Dlamini-Zuma confronts inequality, poverty and the economy on the campaign trail, at GIBS forum

29th August 2017 By: Sane Dhlamini - Creamer Media Researcher and Writer

Dlamini-Zuma confronts inequality, poverty and the economy on the campaign trail, at GIBS forum

Nkosazana Dlamini-Zuma

Former African Union Commission chairperson and African National Congress presidential hopeful Dr Nkosazana Dlamini-Zuma delivered the key address at the Gordon Institute of Business Science forum in Johannesburg on Tuesday, where she acknowledged the various challenges facing South Africa.

While much has been achieved in the democratisation of the country, she stated, there were still challenges to address such as poverty.

Statistics South Africa recently published a survey which revealed that many South Africans were still living below the poverty line, with more than half of the population under the age of 35 unemployed.

Visible Inequality and Crime

“A small population still live in opulence while a large number still live under conditions of squalor in some cases,” Dlamini-Zuma stated, adding that violence and crime were common where there was visible inequality within and between communities.
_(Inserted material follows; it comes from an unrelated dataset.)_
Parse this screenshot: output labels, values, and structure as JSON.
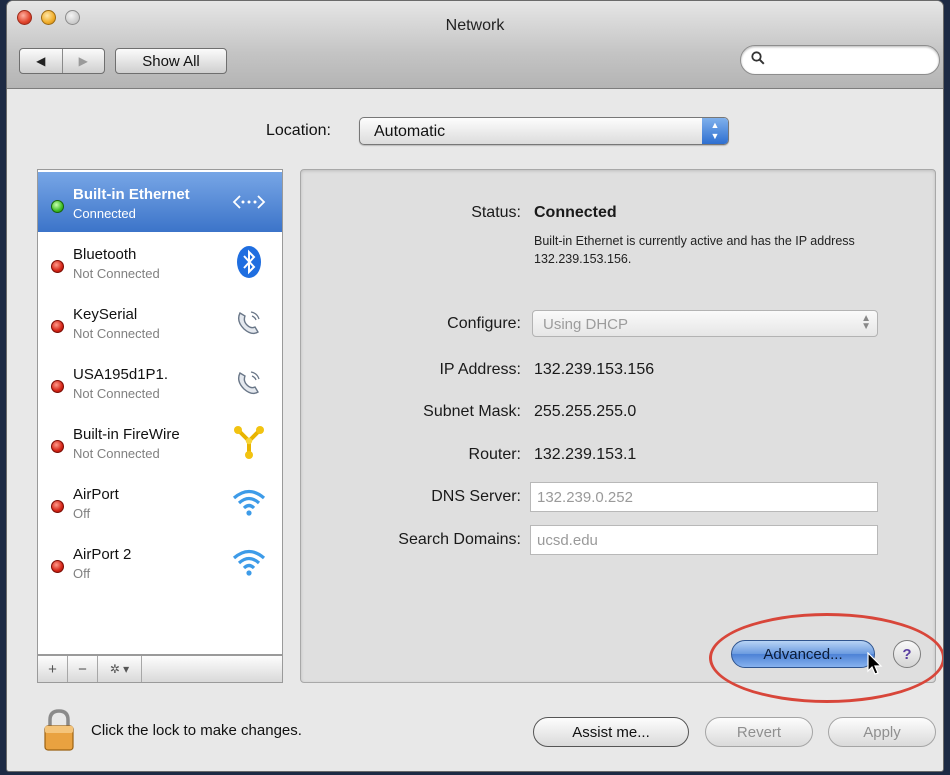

Education and skills are the fastest equalisers to bridge the inequality gap, she suggested.

She said there was a lot to be achieved by South Africans despite the many challenges, including patriarchal issues, land issues and high levels of corruption.

“At the core, South Africans want a country that is democratic, prosperous, peaceful, non-racial, non-sexist, as well as a more equal society which is inclusive and growing economically and which creates opportunities for all,” Dlamini-Zuma said. 

Economy

She pointed out that the country’s economic trajectory was yet to recover following the financial crisis in 2008.

The skills deficit in the country was an issue that needed to be tackled to alleviate poverty.

Dlamini-Zuma also alluded to the fact that a paradox remained between government and the private sector, in that government’s deficit continued to accrue while the private sector had a significant amount of cash but seemed reluctant or hesitant to “assist” by investing in the domestic economy.

“In Africa people used to exclude South Africa in statistics because they said our economy was too big but now they exclude us because they say we are distorting the economy because we are not growing,” she said, referencing how the country’s growth rate was a drag on the growth rate in Southern Africa.